ところが、である。物資を保管してあった石蔵はセレナの活躍によりことごとく焼き払われているのだった。
「わ、わたくしの特注スーツが……、あらゆるシーンで活躍するわたくしのスーツが消し炭に……!」
「お困りのようですねっ」
うなだれる彼女に話しかけたのは、おにぎり大好き桐生 ひな(きりゅう・ひな)さんだった。
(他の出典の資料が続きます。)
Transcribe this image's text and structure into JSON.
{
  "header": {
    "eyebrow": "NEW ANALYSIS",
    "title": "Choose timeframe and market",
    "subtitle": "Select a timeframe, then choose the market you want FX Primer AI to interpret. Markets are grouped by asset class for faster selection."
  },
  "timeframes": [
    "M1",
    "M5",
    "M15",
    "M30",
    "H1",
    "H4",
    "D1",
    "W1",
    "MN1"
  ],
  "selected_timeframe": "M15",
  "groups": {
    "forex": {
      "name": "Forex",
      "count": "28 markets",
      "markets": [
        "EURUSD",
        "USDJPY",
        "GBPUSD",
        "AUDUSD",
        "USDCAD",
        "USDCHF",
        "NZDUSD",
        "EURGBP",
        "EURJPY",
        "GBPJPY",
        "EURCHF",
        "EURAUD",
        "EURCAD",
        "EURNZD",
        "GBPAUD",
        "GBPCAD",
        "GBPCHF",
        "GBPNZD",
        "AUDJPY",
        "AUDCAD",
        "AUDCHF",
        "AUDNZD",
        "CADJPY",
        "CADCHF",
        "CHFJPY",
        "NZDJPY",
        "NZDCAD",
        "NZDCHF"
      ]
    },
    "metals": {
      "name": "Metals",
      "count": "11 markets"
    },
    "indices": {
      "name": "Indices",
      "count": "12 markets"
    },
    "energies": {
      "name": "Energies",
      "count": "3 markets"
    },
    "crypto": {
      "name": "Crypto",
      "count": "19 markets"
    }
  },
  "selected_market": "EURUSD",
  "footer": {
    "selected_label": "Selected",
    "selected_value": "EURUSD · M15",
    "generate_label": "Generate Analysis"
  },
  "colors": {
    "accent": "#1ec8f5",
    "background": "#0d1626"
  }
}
蔵から持ち出したと思しき荷車を引いているので、カーリーは慌てて荷車をのぞきこんだ。
「わたくしのスーツ……ではなさそうですわね」
「そんな腹の足し人ならないものに手はださないのですよー。実用的なものをぱくっ……持ってきたのですっ」
荷車に積まれていたのは食材の山だった。肉やら野菜やら、ほとんどが乾燥した非常食だ。
「これでも食べて元気を出してくださいっ」
「だーかーらー、わたくしは庶民の食べものなんか……!」
「遠慮しなくてもいいのですよ〜」
そう言って無理矢理食材をカーリーの口に詰め込んだ。
「むぐぐ……」
べしべしとあごを叩いて咀嚼させ次々に生のままの食材を放り込んでいく。
フィニッシュに渾身のマヨおにぎりを押し込むと、彼女は白目を剥いて倒れた。
無論、アレルギーのことなどひなが知るはずもないが、典型的な庶民アレルギーの症状だった。
「はら……、どうしたのでしょう?」
不思議そうに見ていると、すぐに彼女は目を覚ました。けれどどこか様子がおかしい。
「こ、ここはどこですの!? わたくし、麻布十番のシャレオツなカフェでお紅茶をすすっていましたのに……!」
「……もしかして孔雀院麗華さん、ですか?」
「ど、どうしてわたくしの名を……! ま、まさかあなたがわたくしをこんな辺鄙な場所に誘拐したのですか!」
「へ?」
「さては御神楽環菜の差し金ですわね。わたくしがパラミタに行くためのパートナー探しをしているのに勘づいてそれを阻止しようとしているのですわ。きっとそうに決まってますわ。あの薄汚いデコビッチならやりかねませんもの」
「……どえらい誤解をされているのですよ」
カーリーの魂が気絶したと言うことは、必然的に身体の支配権は麗華に移動する、そういうことのようである。
口調が同じなので変化がわかりづらいが、カーリーはより凶暴凶悪で、麗華は被害妄想が強いようだ。